In 2002, the university marked the 40th anniversary of integration with a yearlong series of events titled "Open Doors: Building on 40 Years of Opportunity in Higher Education." These included an oral history of Ole Miss, various symposiums, the April unveiling of a $130,000 memorial, and a reunion of federal marshals who had served at the campus. In September 2003, the university completed the year's events with an international conference on race. By that year, 13% of the student body identified as African American. Meredith's son Joseph graduated as the top doctoral student at the School of Business Administration. Six years later, in 2008, the site of the riots was designated as a National Historic Landmark. From September 2012 to May 2013, the university marked its 50th anniversary of integration with a program called Opening the Closed Society.
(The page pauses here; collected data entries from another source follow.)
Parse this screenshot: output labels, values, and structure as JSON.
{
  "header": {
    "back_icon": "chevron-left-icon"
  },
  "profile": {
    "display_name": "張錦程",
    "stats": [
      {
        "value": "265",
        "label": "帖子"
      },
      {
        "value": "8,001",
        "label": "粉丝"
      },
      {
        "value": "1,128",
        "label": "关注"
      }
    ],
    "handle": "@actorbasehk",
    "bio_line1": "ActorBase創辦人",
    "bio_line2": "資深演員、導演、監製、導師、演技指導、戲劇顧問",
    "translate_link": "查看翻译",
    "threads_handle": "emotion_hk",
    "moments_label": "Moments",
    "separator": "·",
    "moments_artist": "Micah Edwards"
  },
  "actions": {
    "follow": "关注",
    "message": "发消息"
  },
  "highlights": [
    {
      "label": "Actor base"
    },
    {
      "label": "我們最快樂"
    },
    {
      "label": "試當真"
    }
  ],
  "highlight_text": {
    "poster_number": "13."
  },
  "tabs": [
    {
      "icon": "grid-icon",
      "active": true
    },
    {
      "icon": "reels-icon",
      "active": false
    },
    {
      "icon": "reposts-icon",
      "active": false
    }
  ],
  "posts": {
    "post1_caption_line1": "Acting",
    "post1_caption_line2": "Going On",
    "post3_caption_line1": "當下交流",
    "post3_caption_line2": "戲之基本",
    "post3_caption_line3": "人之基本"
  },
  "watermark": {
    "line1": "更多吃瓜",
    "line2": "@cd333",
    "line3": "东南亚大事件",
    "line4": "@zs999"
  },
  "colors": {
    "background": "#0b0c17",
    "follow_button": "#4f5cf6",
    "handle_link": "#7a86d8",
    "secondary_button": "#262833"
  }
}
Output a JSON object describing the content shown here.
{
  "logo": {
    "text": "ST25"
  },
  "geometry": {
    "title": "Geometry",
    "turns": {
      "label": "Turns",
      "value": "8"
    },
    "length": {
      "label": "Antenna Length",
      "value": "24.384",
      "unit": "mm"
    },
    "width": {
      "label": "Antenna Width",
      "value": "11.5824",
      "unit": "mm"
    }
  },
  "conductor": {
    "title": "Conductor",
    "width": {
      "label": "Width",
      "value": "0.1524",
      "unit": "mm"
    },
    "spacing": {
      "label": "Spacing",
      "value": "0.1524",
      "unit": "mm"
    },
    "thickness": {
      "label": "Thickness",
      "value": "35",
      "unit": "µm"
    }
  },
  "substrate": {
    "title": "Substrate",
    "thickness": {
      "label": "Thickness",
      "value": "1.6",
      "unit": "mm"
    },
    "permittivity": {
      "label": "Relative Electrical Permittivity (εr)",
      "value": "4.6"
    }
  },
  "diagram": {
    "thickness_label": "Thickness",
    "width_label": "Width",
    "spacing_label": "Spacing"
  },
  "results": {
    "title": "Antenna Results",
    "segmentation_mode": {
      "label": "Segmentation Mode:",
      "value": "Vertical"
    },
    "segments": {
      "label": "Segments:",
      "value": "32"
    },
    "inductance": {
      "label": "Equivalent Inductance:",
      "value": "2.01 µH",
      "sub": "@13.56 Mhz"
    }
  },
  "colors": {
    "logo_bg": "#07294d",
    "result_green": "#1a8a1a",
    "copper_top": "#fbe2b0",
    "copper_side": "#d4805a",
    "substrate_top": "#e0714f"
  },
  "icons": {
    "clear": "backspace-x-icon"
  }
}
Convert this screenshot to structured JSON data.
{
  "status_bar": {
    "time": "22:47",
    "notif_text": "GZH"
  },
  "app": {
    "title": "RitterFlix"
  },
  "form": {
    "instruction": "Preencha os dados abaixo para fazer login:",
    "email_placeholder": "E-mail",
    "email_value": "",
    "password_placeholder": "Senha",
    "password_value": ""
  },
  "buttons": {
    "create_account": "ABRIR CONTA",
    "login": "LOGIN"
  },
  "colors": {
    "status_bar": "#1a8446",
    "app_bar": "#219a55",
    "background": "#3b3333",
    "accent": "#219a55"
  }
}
The university was chosen to host the first presidential debate of 2008, between Senators John McCain and Barack Obama. It was the first presidential debate held in Mississippi.

In 2003, the university retired its mascot, Colonel Reb, due to Confederate imagery. Although a grass-roots movement to adopt Star Wars character Admiral Ackbar (of the Rebel Alliance) gained significant traction, Rebel Black Bear was selected as the new mascot in 2010. This mascot was replaced with another mascot, Tony the Landshark, in 2017. In 2015, "Students Against Social Injustice" (SASI) started a movement to remove Confederate iconography from the campus, such as the Mississippi State Flag (which at that time showed the Confederate flag). In 2018, SASI asked that the Confederate Monument located at The Center be removed from campus. In 2019, during Black History Month, student activists marched twice to support moving the monument. In March 2019, the Faculty Senate, Graduate Student Council, and the Associated Student Body voted to relocate the monument, and in June 2020, the university relocated the Confederate Monument to the University Cemetery.